Director of animal behavior services at the University of Pennsylvania School of Veterinary Medicine Dr. Carlos Siracusa recently shared six common misconceptions about dog behavior. My friend Allison, a professional dog trainer, sent this article to me and suggested that these tips would make a good follow-up to my piece on dog body language. I agree! The more we know about reading a dog’s signals, the better.

  1. Dogs attack without first showing any signs of distress.
  2. Siracusa dispels this dangerous myth, explaining that almost all dogs give signs that something or someone is making them uncomfortable. Those signs may be subtle, like inching away or even just pulling their heads away. Look for other signs like bared teeth and flattened ears. Not all dogs will grown before lashing out, so looking for these physical signs is important.

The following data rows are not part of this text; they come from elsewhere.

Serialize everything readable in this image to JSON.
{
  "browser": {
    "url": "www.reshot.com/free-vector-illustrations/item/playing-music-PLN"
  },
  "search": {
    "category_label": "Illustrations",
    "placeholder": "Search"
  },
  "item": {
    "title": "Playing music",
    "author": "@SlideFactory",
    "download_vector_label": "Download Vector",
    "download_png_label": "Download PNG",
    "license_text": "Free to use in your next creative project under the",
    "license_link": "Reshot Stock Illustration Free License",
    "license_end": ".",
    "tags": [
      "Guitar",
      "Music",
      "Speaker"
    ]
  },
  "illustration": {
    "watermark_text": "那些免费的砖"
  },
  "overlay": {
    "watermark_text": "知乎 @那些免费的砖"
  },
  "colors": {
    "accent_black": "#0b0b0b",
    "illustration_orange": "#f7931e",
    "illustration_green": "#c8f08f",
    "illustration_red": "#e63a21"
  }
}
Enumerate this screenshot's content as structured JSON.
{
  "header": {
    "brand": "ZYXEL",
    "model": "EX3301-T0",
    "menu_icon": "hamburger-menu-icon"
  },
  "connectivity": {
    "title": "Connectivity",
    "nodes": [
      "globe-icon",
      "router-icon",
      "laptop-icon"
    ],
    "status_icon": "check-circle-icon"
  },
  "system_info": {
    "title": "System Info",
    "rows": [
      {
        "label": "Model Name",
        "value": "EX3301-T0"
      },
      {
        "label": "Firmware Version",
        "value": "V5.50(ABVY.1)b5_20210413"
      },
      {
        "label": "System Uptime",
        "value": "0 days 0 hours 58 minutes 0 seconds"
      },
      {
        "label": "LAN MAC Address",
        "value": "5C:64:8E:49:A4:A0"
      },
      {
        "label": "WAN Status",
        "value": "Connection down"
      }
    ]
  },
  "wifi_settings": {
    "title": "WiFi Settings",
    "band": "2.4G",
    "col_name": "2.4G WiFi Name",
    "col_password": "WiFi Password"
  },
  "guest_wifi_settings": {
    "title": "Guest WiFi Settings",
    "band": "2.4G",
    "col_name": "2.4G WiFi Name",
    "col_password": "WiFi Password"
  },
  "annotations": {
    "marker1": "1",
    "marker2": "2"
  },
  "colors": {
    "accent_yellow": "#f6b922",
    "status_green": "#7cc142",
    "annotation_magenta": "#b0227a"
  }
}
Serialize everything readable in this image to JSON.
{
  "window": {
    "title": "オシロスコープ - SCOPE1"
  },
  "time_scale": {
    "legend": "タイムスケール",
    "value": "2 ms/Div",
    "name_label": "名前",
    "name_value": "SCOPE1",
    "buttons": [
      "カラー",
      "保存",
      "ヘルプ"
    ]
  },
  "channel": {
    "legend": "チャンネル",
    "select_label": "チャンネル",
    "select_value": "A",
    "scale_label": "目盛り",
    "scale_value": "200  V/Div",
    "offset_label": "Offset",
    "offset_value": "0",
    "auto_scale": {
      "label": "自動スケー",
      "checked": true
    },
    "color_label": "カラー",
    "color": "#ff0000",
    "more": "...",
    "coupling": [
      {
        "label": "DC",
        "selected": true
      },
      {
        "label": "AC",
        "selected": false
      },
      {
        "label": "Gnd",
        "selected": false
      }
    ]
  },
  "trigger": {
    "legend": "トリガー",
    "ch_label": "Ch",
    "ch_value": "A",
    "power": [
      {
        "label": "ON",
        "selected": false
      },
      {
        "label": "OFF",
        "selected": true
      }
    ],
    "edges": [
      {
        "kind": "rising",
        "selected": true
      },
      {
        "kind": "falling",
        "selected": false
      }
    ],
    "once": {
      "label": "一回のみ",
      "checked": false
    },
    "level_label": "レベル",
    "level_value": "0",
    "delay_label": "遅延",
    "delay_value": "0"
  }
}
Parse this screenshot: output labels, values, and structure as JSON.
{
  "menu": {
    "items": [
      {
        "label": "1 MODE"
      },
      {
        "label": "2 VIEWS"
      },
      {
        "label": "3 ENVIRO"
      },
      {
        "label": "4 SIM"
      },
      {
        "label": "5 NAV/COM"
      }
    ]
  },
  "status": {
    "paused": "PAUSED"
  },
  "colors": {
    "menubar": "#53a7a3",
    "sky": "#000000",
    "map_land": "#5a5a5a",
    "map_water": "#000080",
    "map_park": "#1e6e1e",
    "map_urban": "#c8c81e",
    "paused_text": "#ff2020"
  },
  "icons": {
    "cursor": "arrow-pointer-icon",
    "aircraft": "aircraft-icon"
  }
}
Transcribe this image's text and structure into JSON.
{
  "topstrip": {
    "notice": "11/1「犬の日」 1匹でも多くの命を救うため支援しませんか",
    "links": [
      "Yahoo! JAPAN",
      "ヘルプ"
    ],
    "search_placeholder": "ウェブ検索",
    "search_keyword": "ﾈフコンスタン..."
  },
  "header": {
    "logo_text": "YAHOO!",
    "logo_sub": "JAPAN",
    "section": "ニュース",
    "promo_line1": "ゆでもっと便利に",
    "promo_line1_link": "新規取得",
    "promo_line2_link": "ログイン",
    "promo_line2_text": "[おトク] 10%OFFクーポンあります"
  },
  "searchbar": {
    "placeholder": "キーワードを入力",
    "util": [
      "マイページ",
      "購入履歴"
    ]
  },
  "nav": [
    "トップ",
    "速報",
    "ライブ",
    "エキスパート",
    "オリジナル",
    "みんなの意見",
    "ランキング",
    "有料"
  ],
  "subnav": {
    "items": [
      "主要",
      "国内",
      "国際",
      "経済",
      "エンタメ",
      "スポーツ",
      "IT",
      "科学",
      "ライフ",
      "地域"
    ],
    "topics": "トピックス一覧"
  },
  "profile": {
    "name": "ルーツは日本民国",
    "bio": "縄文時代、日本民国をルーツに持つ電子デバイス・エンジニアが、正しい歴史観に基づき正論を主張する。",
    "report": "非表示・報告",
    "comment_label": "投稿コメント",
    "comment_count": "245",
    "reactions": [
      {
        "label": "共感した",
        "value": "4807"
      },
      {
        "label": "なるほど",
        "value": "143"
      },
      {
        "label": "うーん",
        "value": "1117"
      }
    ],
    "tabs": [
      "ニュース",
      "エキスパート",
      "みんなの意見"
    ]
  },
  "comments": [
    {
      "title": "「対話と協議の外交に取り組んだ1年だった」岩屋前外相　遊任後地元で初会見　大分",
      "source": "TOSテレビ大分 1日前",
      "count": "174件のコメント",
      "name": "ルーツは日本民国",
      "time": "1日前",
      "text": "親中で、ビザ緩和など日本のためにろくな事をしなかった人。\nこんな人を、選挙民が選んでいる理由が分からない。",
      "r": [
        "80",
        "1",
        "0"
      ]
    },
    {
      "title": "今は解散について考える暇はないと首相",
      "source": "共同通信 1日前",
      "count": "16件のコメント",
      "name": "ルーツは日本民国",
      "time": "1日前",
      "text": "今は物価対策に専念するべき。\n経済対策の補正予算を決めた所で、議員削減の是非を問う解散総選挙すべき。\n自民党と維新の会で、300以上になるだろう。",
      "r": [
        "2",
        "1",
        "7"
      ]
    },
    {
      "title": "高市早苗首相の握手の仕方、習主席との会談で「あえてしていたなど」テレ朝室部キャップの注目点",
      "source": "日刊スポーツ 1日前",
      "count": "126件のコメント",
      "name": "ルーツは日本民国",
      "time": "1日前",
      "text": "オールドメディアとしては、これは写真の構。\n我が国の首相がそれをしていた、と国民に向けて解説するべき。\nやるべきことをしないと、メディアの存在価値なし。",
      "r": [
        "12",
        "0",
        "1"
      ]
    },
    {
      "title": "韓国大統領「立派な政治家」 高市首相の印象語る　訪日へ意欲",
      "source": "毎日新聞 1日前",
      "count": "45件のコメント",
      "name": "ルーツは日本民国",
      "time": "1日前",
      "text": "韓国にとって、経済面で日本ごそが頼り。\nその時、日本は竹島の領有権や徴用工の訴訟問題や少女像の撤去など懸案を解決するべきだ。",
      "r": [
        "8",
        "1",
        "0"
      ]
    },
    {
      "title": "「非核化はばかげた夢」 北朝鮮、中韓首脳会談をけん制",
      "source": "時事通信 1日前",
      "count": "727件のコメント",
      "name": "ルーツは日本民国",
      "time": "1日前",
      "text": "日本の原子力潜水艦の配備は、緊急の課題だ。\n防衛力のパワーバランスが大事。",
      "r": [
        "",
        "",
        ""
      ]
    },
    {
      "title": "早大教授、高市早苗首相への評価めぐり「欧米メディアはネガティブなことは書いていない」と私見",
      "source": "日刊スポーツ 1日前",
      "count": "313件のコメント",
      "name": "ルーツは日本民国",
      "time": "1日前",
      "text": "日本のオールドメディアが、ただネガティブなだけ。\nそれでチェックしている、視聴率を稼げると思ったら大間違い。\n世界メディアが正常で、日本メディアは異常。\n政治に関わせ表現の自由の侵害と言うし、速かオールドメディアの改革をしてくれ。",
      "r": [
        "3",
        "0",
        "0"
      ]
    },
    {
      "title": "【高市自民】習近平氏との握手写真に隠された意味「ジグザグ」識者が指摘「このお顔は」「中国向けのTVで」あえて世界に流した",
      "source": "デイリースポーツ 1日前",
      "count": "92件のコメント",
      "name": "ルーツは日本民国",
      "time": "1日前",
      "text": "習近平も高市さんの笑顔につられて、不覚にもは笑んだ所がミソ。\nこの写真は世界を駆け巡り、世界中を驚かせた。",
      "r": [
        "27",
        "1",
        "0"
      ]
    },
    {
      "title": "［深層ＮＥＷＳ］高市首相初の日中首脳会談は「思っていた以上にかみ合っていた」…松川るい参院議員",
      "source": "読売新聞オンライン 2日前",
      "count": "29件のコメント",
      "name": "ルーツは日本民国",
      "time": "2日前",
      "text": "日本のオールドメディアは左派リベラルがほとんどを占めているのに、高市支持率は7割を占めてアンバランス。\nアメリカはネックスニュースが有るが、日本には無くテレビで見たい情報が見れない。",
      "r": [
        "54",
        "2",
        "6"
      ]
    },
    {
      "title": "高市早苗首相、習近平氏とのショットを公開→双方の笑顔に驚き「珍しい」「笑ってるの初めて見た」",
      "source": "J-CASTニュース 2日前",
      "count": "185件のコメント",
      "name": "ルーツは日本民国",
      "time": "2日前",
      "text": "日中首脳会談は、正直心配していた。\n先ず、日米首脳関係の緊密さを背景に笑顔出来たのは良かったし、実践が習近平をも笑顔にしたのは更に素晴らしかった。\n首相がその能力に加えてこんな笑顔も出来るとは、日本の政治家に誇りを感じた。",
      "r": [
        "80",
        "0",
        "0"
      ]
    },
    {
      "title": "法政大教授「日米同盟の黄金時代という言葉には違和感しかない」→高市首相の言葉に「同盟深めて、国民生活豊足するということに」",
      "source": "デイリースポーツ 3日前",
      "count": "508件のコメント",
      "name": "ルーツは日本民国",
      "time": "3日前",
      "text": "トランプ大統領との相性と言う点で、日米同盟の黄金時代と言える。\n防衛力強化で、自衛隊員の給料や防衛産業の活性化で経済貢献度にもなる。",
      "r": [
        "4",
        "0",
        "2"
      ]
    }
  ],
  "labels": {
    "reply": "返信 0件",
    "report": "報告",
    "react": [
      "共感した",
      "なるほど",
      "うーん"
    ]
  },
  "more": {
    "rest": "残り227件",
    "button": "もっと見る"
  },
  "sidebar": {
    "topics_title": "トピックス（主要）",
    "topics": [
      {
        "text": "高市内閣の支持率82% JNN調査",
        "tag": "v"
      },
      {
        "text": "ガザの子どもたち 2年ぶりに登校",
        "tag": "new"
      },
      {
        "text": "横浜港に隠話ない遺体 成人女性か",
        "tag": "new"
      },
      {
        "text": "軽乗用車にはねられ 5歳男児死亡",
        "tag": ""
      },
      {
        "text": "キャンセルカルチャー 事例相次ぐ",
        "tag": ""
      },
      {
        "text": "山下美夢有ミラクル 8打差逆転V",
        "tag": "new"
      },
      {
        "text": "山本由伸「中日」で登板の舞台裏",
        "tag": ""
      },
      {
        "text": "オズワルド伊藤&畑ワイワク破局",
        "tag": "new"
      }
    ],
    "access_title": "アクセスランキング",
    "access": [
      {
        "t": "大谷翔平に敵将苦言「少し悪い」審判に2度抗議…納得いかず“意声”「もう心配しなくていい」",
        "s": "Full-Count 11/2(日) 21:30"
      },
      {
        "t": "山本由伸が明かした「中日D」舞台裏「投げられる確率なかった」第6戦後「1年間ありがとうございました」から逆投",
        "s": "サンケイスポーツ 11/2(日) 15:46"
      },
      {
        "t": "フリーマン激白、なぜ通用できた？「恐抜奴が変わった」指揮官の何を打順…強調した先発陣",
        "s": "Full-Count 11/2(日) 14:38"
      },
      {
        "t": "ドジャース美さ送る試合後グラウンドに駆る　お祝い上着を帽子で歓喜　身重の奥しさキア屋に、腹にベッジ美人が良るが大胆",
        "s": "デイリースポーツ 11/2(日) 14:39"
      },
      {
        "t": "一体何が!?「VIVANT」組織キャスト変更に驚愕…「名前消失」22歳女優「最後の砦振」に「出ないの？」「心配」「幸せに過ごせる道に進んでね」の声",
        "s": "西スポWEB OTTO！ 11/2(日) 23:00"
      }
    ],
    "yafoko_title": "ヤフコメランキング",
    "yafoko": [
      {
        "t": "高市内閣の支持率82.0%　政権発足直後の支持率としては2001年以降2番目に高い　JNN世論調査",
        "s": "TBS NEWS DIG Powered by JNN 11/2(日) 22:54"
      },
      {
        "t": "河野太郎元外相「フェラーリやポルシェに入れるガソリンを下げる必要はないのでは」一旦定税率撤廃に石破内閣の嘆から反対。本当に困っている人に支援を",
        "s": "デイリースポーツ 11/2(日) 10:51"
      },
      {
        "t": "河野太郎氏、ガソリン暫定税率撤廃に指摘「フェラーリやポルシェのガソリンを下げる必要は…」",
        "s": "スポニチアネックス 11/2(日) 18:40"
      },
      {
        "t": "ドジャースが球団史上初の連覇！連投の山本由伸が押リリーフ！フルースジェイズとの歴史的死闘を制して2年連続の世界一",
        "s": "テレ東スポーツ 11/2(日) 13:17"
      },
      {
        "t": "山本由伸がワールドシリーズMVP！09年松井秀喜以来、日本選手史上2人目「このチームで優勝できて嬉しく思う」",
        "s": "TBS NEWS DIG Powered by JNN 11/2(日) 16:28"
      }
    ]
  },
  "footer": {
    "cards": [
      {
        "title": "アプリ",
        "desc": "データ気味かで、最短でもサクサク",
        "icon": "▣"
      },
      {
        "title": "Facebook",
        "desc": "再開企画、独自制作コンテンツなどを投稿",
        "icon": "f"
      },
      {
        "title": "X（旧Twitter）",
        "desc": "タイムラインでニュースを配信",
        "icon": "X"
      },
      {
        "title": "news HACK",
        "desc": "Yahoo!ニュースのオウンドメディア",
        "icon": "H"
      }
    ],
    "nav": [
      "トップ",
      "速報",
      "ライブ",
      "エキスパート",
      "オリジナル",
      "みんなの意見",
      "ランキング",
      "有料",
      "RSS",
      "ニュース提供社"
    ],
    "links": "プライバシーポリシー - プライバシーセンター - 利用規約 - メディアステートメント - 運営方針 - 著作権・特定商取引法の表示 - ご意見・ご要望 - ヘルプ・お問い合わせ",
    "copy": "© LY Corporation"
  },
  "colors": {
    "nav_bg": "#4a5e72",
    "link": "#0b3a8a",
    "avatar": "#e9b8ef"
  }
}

    Why don’t all dogs growl before attacking? Something Jenna’s trainers have stressed with us is to never scold her when she growls. It’s actually pretty easy to train a dog not to growl. The trouble is, you’re teaching her not to give that important warning that she’s reaching the end of her rope.

  3. A dog on her back is asking for a belly rub.
    When a dog rolls over, she is saying one of two things:

    • “I trust you, you’re the boss, please rub my belly!”
    • “I’m feeling nervous. Please leave me alone.”

    Talk about confusing! According to Siracusa, the key is to look at the other signals that dog is sending. Does she seem relaxed with a vigorously wagging tail? Rub away! If her legs are stiff, and she’s holding her head to one side, leave her be.

  4. Happy dogs wag their tails.
    If I had to pick the most dangerous dog behavior myth on this list, it would be this one. Tail wags can mean lots of things, and not all of them are happy. I’ve noticed that – at least with Jenna – it’s about the way she’s wagging. A slow back-and-forth means she’s uneasy. If she’s wagging so hard that her booty is shaking, she’s feeling fine. We call the latter her “helicopter tail,” and I love seeing her that happy!

    If you don’t know the dog, Siracusa says that you should look at other signs, just like with the two myths above. The ears, eyes, and mouth give you a lot of information.

  5. The idea of dog training is to teach your dog that you’re the alpha.
    This one shocked me, I’ll be honest. We’ve been training Jenna for years, and we always thought of me as the alpha, since I’m with her most and she follows my lead most of the time. Siracusa calls this a common misconception. He says that dog training is about getting your dog attached to you, not establish pack order.
  6. When your dog is bad, punish her.
    No. No. No. This was one of the first things we learned in training, and changing our mindset about how to modify Jenna’s behavior has done wonders for her. Punishing teaches your dog fear. Instead, you want to entice and reward. There’s no need to hit your dog or shout at her.
  7. I think a great example of this idea in action is the way we are teaching Jenna to interact with our 14-month-old son. She’s a 45 pound lab mix, so she still outweighs him and could really hurt him without meaning to. When she gets too wound up, we don’t shout or hit. We just remove her from the situation for a few minutes, then start again. These little time outs give her a chance to calm down, so that we can bring her back in and reward her for playing safely and calmly with our baby.

  8. A calm dog is a happy dog.
    Siracuse explains that this couldn’t be further from the truth, and this is a lesson that my husband and I learned quickly after adopting Jenna.
  9. At the shelter, Jenna would sit quietly. We thought at first that this was a sign of a relaxed, well-adjusted girl, and it could not have been less true. She wasn’t sitting calmly. She was so overcome with anxiety that she was completely shut down. A dog like that can be dangerous, and it took years of love and training to get Jenna out of her shell. She is still an anxious girl, but she responds to the commands she’s learned, and she is generally very happy.

    If you encounter a dog who’s sitting very still, know that she might be terrified. Terrified dogs are hard to read. Your best bet is to look to the owner for cues on whether to pet her or leave her be.